Bundan
henüz 10 ay kadar önce, Mart 2015’te Türkiye büyük bir lansman kampanyasına
şahit olmuştu. “Güçlü Türkiye’nin Yeni Enerjisi: Akkuyu Nükleer” adını
taşıyan bir reklam filmi hepimize büyük müjde veriyordu: “Türkiye, tarihinin en
büyük yatırımını gerçekleştiriyor, enerjide dışa bağımlı olmaktan kurtuluyor”
Buyrun önce
o filmi birlikte izleyelim:
Filmde anlatılanlar doğru muydu? Gerçekten tarihinin en büyük yatırımını
Türkiye kendisi mi gerçekleştiriyordu? Daha da önemlisi, gerçekten enerjide
dışa bağımlılıktan kurtuluyor muyduk?
Rusya ile yaşamakta olduğumuz kriz, bu filmin temel argümanlarının
yeniden tartışılmasını zorunlu kılıyor…
“Son 30 yılda bu ülkeyi yöneten iktidarlar, en hatalı
kararları hangi alanlarda verdiler?” diye sorulsa, herhalde cevapların en başında
enerji alanı ile ilgili kararları gelir.

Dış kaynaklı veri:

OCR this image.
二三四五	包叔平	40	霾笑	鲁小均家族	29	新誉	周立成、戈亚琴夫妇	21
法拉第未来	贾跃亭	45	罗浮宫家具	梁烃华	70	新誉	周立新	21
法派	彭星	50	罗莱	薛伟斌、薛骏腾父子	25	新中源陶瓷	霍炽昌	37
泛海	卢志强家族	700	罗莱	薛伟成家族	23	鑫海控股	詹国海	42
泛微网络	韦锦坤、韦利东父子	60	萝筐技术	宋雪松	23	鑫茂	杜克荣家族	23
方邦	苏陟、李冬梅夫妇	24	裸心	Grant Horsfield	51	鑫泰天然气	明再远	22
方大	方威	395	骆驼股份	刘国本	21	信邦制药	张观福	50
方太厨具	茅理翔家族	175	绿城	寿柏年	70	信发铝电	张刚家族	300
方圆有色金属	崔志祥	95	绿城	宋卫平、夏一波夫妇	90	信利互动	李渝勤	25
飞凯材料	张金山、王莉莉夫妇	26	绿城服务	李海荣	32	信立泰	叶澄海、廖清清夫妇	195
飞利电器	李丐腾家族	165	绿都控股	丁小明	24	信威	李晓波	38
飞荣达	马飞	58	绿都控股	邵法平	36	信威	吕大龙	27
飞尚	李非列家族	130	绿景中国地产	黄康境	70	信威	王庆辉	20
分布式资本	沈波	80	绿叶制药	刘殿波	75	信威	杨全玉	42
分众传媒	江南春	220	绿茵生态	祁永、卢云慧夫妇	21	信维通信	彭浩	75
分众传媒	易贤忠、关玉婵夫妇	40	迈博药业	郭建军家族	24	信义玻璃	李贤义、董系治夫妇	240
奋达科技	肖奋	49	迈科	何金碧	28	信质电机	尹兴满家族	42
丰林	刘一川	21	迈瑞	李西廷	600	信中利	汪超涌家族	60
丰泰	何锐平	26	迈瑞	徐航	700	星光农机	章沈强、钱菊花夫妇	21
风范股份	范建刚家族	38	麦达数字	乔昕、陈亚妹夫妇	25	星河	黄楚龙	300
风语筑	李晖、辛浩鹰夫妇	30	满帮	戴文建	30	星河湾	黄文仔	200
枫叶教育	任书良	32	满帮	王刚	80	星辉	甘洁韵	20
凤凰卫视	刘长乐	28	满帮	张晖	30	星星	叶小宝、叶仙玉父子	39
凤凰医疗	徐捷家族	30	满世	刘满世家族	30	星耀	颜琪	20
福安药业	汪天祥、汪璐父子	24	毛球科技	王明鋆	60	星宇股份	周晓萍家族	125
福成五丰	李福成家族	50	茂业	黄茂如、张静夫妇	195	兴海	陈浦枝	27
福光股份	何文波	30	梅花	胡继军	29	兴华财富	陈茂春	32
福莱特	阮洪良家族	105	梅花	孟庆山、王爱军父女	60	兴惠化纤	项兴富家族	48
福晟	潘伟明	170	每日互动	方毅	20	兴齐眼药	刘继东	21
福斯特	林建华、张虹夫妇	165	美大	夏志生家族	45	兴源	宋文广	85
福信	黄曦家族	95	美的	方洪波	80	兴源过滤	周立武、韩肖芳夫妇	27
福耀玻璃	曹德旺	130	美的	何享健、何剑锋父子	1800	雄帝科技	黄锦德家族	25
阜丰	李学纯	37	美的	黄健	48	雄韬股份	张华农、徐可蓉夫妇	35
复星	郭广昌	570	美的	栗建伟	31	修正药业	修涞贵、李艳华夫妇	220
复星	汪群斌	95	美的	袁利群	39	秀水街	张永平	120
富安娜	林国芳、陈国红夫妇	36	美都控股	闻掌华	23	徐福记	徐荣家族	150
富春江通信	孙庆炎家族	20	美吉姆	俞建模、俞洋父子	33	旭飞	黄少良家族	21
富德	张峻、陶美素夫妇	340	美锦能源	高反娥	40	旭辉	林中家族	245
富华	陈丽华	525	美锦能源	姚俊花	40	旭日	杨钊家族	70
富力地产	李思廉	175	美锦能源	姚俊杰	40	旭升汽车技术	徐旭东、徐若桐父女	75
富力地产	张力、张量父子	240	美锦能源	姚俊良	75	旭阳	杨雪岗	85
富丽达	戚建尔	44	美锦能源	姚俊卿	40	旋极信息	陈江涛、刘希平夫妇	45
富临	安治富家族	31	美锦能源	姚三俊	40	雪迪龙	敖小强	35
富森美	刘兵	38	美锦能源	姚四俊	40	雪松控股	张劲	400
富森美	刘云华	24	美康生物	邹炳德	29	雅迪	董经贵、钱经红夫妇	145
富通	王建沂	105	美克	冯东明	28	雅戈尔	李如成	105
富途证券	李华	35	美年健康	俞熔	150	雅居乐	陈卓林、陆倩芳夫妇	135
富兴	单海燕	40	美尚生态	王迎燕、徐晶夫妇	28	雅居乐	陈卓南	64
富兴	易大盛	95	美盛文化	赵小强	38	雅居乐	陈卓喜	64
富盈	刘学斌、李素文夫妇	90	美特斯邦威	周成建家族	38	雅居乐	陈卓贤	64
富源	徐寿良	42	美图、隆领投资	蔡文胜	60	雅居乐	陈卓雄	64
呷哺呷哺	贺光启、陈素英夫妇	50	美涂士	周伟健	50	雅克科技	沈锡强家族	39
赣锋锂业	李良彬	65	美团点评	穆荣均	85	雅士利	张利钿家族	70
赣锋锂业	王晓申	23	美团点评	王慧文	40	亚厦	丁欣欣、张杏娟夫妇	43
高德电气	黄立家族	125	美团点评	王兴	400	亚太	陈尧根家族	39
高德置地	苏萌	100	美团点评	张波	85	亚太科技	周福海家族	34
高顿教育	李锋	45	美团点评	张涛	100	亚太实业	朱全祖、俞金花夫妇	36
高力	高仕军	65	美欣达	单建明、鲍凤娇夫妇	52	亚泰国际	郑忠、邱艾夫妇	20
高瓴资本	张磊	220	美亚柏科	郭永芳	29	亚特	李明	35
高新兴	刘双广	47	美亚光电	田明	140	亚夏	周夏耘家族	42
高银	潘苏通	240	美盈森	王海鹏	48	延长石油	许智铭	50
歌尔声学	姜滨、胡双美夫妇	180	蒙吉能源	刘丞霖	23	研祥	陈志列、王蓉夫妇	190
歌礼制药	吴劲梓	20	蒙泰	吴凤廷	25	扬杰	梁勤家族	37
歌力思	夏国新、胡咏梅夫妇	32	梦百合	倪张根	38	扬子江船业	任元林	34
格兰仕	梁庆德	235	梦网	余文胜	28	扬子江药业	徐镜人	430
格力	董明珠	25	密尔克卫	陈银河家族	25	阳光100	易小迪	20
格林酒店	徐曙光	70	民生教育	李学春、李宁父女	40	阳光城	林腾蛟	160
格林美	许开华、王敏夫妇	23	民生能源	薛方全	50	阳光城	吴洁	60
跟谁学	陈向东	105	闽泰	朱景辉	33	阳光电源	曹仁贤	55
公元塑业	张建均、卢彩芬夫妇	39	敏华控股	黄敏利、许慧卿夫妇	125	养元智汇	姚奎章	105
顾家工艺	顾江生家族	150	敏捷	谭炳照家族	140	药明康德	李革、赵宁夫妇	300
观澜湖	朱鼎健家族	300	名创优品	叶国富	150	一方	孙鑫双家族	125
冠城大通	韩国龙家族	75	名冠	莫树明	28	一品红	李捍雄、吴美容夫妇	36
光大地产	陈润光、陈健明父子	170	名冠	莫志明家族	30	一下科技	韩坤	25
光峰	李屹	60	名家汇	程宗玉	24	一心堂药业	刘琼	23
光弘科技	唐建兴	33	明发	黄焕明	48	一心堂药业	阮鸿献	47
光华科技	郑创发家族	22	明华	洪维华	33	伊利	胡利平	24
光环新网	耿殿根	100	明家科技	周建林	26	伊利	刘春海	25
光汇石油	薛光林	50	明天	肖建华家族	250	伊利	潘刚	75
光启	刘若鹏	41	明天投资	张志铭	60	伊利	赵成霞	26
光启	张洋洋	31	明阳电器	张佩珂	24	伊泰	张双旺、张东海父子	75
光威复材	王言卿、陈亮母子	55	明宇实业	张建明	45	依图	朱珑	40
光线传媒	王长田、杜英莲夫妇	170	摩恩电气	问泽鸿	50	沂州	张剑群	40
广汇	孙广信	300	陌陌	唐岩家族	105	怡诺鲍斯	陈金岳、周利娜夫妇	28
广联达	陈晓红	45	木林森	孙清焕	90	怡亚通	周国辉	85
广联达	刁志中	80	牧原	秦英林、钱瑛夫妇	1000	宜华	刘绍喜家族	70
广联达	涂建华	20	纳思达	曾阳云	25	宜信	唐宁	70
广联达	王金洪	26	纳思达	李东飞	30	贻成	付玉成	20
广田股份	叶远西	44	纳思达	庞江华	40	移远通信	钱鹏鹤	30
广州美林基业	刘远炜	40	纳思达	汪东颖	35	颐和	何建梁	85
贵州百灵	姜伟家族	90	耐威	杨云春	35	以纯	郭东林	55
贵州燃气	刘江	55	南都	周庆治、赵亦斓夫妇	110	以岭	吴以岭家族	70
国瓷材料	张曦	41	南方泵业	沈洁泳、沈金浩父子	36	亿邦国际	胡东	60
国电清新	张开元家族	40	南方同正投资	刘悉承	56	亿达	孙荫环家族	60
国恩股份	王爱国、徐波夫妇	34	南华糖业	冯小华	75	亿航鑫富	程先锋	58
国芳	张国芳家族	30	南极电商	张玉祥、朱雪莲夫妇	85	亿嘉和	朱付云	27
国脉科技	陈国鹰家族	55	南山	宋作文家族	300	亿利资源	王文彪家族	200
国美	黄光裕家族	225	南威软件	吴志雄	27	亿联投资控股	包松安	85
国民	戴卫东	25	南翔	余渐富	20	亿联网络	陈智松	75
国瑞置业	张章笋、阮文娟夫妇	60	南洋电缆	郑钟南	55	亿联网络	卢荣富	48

Çünkü, Türkiye günümüzde enerjide %
75’in üzerinde dışarıya bağımlı. Oysa 30 yıl önce bu oran sadece % 25’ler
seviyesindeydi.
Dışa bağımlılığın yarattığı en iki temel sorun,
ödemeler dengesinin açık vermesi ve ülkenin stratejik güvenliği. Yani enerji
için yurtdışına petrolün varil fiyatına bağlı olarak yılda 55 - 60 Milyar Dolarlık devasa bir faturayı ödemekle kalmıyoruz; bu coğrafyada yüz yıllardır ana
rakibimiz olan Rusya ve İran gibi iki ülkeye de güvenliğimizi emanet ediyoruz…
Akkuyu’da kurulması planlanan nükleer santral bu
anlamdaki en trajik örnektir.. Neden böyle düşünüyoruz?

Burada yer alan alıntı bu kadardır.